Seller contributions and lender credits
Seller contributions or concessions may help cover permitted buyer costs. Important caveats:
- Limits vary by loan program.
- The amount cannot be assumed and must be negotiated.
- Contributions must comply with program requirements.
- The purchase contract and appraisal may affect the transaction.
- Seller willingness is a negotiation issue, not a guaranteed benefit.
Lender credits may reduce cash needed at closing, but they can involve tradeoffs — often through interest-rate pricing. Lender credits are not "free money."
Gift funds
Some mortgage programs permit eligible gift funds for down payment, closing costs, or reserves. Rules can include:
- Acceptable donor rules that vary by program
- Documentation requirements
- Proper sourcing and paper trail
- Timing considerations related to underwriting
Talk with the loan professional before moving large sums of money between accounts.
Down payment assistance
Down payment assistance in Utah may be available through certain state, local, or program administrators. Assistance programs frequently include:
- Income limits
- Purchase-price limits
- Geographic restrictions
- Occupancy requirements
- Homebuyer education requirements
- Credit requirements
- Repayment terms
- Deferred-payment structures
- Second mortgage structures
Not every assistance program is a grant. Verify current terms with the official program administrator.
Utah-specific context
- Utah home prices vary significantly by county and city, so the dollar amount required for a percentage-based down payment differs substantially between markets.
- Buyers in Utah County, Salt Lake County, Davis County, and other markets should evaluate cash-to-close and monthly affordability together, not just purchase price.
- Utah property-tax practices, homeowners insurance, HOA dues, and local transaction practices affect the overall budget where applicable.
- Buyers considering rural areas may want to evaluate USDA property eligibility.
- Eligible Utah veterans may want to evaluate VA financing before assuming they must save for a traditional down payment.
Utah example (illustrative only)
Example: A first-time buyer in Utah County is considering a home priced at a hypothetical $450,000. Rather than assuming they need $90,000 because 20% of $450,000 equals $90,000, the buyer works with a mortgage professional to compare available loan programs, required down payment, estimated closing costs, prepaid expenses, earnest money already deposited, potential seller contributions, available gift funds, potential down payment assistance, and desired reserves after closing.
Depending on the transaction structure and borrower eligibility, the total cash actually required at the closing table may be substantially less than a flat 20% of the purchase price.
The $450,000 figure is illustrative only.

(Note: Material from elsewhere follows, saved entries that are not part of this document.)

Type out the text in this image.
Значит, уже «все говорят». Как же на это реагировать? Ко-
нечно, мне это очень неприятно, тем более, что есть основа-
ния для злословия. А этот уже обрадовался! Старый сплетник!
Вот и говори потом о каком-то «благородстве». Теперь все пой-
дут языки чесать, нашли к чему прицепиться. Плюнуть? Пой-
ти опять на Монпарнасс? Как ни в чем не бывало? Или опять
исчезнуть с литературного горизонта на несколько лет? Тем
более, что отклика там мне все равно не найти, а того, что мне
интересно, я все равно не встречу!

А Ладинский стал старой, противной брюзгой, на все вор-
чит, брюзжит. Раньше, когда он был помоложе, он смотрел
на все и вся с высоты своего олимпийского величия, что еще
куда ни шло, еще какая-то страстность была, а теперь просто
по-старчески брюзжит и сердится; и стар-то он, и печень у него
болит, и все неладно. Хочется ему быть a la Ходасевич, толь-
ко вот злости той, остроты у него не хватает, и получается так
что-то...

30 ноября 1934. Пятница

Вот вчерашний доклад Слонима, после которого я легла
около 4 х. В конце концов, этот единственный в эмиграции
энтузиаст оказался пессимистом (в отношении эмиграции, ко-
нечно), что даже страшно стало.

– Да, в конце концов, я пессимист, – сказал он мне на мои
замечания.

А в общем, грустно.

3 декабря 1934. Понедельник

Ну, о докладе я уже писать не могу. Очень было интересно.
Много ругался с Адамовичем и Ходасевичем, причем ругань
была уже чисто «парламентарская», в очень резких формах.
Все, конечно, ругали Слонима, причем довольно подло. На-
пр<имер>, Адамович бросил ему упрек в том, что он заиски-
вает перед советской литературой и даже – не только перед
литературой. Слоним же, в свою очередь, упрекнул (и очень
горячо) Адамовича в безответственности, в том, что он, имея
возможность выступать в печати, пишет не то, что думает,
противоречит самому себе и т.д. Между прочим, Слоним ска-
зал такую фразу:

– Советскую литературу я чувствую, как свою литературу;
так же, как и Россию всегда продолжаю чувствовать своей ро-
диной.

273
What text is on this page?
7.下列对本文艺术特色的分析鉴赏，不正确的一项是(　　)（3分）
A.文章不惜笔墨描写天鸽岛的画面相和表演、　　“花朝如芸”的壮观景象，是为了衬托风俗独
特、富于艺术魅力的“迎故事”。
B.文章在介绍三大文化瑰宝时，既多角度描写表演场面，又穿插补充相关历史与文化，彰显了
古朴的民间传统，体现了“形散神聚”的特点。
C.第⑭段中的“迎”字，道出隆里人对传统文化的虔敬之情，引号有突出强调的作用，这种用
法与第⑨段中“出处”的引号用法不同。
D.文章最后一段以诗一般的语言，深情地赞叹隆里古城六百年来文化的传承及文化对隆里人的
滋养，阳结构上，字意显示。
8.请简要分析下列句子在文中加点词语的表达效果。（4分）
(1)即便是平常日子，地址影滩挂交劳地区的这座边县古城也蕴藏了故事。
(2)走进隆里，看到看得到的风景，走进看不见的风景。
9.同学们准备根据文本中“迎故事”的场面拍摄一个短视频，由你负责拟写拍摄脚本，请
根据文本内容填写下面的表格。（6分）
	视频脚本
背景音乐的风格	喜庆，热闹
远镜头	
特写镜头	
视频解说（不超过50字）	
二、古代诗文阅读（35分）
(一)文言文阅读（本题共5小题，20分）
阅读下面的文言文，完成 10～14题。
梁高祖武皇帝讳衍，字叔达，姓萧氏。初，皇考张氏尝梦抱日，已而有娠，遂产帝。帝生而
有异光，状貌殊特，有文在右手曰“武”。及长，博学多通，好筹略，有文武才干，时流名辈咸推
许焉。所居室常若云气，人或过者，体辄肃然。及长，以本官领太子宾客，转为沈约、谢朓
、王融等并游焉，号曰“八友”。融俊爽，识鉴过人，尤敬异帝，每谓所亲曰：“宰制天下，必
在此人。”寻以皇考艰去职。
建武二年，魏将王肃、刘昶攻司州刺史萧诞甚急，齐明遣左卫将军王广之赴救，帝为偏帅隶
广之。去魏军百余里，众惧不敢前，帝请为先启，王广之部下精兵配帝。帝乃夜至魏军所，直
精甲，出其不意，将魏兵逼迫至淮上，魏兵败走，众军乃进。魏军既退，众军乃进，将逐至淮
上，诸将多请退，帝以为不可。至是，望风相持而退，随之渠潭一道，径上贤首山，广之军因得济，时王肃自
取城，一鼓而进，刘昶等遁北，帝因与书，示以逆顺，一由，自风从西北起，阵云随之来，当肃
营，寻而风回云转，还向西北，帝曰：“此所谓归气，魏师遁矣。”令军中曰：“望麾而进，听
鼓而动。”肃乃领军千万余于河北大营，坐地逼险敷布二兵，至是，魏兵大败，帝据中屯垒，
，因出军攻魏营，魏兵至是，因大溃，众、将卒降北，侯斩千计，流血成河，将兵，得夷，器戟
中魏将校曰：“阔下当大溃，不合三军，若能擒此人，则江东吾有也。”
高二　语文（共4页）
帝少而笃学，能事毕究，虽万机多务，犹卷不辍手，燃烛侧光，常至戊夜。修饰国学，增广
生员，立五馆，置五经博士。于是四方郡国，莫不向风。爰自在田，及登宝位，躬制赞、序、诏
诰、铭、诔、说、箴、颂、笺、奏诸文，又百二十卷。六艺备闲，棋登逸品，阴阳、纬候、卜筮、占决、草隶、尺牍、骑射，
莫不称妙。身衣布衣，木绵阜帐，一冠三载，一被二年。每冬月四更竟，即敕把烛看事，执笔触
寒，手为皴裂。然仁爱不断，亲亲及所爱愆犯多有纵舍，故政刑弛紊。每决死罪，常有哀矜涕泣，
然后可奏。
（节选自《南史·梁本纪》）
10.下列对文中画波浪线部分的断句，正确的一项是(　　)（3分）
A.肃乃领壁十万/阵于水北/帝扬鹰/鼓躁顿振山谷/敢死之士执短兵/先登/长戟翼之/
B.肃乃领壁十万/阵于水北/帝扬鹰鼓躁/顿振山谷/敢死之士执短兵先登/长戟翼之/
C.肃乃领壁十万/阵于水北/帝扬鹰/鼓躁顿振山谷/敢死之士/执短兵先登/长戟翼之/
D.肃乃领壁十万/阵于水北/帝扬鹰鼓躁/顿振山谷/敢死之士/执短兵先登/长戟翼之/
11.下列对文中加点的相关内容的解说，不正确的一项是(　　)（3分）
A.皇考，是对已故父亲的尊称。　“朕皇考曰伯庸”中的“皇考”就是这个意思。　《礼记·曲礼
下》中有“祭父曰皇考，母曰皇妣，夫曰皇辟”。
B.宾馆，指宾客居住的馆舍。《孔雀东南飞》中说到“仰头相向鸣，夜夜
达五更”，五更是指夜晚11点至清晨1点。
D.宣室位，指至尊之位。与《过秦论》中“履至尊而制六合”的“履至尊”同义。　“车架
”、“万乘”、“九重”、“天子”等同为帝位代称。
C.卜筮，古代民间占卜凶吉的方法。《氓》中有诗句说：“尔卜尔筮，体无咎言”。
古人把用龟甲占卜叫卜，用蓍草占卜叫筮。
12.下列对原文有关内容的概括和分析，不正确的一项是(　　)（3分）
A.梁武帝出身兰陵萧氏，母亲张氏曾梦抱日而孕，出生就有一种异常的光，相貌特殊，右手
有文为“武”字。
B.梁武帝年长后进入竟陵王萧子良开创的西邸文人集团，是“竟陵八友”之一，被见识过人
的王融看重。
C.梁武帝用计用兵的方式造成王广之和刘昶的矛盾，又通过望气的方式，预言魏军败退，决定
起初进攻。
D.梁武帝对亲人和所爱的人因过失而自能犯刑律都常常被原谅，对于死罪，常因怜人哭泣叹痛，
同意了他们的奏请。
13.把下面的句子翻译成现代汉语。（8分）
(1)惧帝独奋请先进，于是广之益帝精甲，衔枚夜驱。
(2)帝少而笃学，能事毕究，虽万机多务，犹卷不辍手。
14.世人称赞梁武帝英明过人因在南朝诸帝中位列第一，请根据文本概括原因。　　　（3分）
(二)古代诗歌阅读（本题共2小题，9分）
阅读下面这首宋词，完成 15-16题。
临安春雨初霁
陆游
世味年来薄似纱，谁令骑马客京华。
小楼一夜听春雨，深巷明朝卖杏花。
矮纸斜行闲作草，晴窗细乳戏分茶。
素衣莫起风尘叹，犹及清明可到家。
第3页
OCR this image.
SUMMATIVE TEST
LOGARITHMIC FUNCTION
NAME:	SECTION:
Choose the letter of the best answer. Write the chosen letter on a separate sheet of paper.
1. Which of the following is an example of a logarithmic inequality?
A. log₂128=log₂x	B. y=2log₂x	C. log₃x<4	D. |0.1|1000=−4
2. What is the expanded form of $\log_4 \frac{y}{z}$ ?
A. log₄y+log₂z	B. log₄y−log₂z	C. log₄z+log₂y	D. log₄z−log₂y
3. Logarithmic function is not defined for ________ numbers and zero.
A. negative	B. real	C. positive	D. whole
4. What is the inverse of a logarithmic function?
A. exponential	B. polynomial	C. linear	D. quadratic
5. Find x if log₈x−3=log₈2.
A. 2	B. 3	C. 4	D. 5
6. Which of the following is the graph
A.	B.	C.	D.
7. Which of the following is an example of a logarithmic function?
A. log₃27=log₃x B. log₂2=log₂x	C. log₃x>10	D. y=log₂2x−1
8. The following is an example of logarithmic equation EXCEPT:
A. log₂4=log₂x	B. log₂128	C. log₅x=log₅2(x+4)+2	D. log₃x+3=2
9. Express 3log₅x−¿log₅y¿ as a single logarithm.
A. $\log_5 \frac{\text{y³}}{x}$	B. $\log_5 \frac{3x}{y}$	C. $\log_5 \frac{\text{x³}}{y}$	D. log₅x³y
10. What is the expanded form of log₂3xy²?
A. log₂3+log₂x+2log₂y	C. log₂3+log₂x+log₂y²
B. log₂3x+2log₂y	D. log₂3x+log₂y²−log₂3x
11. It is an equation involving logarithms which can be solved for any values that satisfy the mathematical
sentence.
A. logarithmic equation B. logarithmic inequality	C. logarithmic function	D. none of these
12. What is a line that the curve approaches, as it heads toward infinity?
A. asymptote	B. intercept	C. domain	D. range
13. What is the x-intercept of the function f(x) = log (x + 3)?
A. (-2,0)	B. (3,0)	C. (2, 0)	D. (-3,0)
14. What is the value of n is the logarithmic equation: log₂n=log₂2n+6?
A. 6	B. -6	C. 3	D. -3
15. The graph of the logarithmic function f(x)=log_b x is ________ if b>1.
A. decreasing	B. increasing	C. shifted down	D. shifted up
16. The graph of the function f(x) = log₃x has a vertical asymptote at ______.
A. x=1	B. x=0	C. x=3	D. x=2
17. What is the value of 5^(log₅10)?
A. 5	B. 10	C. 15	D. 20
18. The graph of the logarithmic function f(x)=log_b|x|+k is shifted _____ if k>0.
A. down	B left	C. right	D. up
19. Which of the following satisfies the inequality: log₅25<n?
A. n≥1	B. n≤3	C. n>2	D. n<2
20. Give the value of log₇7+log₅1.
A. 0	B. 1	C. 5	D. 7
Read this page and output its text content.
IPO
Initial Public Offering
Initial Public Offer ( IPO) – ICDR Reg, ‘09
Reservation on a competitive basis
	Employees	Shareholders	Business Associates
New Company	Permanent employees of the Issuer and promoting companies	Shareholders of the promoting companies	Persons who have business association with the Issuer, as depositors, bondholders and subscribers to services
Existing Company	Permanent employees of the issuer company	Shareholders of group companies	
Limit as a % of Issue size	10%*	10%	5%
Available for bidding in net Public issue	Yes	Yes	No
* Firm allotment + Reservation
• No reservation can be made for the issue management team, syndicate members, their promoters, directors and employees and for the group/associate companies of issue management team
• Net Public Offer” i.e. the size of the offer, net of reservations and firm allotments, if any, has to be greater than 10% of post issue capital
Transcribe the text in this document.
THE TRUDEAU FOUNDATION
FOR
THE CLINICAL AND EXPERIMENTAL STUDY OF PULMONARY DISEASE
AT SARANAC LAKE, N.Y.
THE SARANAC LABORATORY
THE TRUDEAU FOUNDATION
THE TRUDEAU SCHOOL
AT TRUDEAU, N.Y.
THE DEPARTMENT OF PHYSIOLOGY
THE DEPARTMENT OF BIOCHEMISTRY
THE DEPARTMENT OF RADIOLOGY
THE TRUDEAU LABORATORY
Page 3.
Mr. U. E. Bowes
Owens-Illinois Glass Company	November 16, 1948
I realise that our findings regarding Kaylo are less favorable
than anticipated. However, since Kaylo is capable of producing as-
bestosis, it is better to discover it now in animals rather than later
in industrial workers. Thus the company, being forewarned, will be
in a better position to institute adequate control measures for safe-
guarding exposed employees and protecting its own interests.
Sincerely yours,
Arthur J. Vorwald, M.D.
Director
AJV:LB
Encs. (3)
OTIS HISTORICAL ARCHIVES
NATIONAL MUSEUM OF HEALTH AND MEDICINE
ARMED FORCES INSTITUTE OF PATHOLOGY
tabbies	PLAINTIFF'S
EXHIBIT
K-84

It is not presented as an average Utah home price and does not represent a loan quote, approval, or guarantee.
Sources and references
- CFPB — Owning a Home
- HUD — Single Family Housing (FHA)
- U.S. Department of Veterans Affairs — VA Home Loans
- USDA Rural Development — Single Family Housing Programs
- Fannie Mae — Originating and Underwriting
- Freddie Mac — Loan Advisor
- Utah Housing Corporation
- Utah Division of Real Estate
Educational only. Program requirements, cost estimates, market conditions, and assistance program terms change. Verify current information with authoritative primary sources and a licensed Utah mortgage banker before making decisions.